I’ve always been fond of the movie What About Bob? and partly because it has that great theory of baby steps. Of course Bob makes it hilarious-  Baby Stepping out the door. Baby stepping into the elevator. But the truth of that theory has worked for me. I don’t like to set big New Year’s Resolutions because it feels like too much to take on at once. I prefer the method of adding on something small to medium-sized and re-evaluating at the end of a month and the beginning of the next.

It’s how I combat procrastination – I spent how many hours playing video games this month? (Okay, that was a couple years ago- I don’t do it much now.) I’ve turned much of that time into more productive activities toward my goals.

So when someone close to me rattled off a median income for writers as “$70 000 a year,” I almost fell off my chair. And I was belted into a car. Median is supposedly the middle of all the writers out there, so while a straight average might take into account the big earners like Patterson and King and Rowling, the middle would be where the 50% percentile earner had income.

I’m skeptical. I want proof. I couldn’t get it, and I’d like to see where that kind of number comes from. There are so many writers out there, some of whom only send out one book and self-publish, some of whom have one book and traditionally publish, and some of whom keep sending out book after book. Some of these make great money, and others struggle along without much notice.

That median supposedly takes into account all writers, nonfiction and television and tech writers and fiction. If that had any truth, wouldn’t more of us be attempting to be writers?

Mostly, the part that makes me sad is when I think about that as a goal, as an answer to when I’ll be successful is when I hit the median of “writers,” it feels impossible. I don’t rise to impossible overnight. I like small goals. Like, how about, make more money this year than I pay out? And try to do that a couple years running?

Please send me a  comment with what you think it takes to be a successful writer – and what the goals are that keep you going on your path.

Yesterday I completed 720 days in a row of writing at least 750 words per day. I also received a rejection for my manuscript from an agent. Today’s task list includes rewriting. I haven’t given up on this writing dream.

Poetry Challenge

One thing I love about poetry is the way you look at words differently. I won’t call myself a poet. I don’t spend nearly enough time on it for that. I know little about forms. Meter and rhyme mostly serve to frustrate me.

But I read this op-ed, and I was thinking. I know some poets. They have beautiful words to share. One thing about those writer groups where you go and take something to read out loud – poetry is perfect for that medium. It’s also easy to print out 20 copies of a poem to share so they can find typos or anything else.

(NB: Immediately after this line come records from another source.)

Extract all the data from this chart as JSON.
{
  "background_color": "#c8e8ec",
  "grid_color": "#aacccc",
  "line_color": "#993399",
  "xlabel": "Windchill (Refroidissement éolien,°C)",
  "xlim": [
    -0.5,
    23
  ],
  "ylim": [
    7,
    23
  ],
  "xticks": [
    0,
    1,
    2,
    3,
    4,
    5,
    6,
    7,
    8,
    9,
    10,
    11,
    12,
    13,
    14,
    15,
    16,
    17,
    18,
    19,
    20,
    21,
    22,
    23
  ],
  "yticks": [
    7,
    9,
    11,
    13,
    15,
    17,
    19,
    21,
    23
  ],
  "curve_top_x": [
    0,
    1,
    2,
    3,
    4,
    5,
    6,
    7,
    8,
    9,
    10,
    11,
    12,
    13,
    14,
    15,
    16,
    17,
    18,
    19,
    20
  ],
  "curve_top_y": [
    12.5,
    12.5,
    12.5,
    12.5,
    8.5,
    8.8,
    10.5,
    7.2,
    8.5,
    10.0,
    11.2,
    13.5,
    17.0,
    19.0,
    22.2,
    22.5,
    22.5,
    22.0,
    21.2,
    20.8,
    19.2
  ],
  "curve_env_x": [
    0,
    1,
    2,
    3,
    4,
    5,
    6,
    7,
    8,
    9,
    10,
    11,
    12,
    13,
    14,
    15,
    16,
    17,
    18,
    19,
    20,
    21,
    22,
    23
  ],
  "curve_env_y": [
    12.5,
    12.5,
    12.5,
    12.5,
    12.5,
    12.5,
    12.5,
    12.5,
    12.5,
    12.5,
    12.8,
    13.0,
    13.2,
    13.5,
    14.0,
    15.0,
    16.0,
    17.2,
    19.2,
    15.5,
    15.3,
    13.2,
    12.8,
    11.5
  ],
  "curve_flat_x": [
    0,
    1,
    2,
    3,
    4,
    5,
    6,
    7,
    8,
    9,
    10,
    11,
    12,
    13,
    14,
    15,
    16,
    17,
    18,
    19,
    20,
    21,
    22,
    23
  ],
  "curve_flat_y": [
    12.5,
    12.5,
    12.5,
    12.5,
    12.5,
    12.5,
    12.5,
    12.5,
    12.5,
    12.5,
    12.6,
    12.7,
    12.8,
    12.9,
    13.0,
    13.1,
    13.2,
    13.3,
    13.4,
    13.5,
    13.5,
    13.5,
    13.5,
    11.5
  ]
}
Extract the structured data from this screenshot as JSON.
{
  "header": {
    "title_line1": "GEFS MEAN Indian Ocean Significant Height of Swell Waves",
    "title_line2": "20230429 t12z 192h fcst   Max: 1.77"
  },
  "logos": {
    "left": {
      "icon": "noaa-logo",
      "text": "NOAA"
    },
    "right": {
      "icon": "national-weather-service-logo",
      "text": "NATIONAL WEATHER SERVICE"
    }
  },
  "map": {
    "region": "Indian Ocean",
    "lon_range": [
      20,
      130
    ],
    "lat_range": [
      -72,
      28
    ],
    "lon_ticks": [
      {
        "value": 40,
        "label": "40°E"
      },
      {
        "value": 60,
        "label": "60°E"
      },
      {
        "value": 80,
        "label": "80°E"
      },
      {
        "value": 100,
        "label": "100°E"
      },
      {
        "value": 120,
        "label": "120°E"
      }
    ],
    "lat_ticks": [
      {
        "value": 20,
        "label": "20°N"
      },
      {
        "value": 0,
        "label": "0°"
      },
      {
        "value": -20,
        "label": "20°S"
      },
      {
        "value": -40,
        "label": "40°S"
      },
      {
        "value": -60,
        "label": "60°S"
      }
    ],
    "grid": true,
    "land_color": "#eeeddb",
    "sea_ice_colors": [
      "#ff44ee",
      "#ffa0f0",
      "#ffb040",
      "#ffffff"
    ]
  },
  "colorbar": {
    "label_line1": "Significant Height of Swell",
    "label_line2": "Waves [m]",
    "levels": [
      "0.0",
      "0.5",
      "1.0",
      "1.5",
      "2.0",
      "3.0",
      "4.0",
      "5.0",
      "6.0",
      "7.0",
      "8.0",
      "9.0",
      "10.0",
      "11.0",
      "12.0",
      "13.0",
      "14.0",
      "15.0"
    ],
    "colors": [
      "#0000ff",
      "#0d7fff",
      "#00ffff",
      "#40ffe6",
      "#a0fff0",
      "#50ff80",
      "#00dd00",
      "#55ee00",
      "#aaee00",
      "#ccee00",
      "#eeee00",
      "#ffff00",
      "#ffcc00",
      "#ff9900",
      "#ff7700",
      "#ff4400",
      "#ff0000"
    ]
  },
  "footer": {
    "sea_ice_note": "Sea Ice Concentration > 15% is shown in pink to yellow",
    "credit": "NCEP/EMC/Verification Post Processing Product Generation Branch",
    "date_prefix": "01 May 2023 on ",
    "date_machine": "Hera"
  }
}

A friend of mine is running a poetry challenge this month, and every day we’re writing a poem. The challenge comes in finding something to say about the prompt – yesterday was Celestial Musings – and not using any of the forbidden words while using all of the required words and it was the first day we had the option of finding a form (any form).

I find it very intimidating to go find a form and just use it. I like it when someone tells me to try a pantoum or a tanka or a jozzonet. There are so many forms out there I’ve never heard of and I’m not sure where to go find them.

When the month is over and I have 30 new poems – because I’m not the kind of person who backs away from a challenge – I’m going back to my novel edits. I’m doing it to look at the words differently. To change how I see them in my head. To alter how they come out while I’m describing things. Wish me luck. I have 17 down and 13 to go.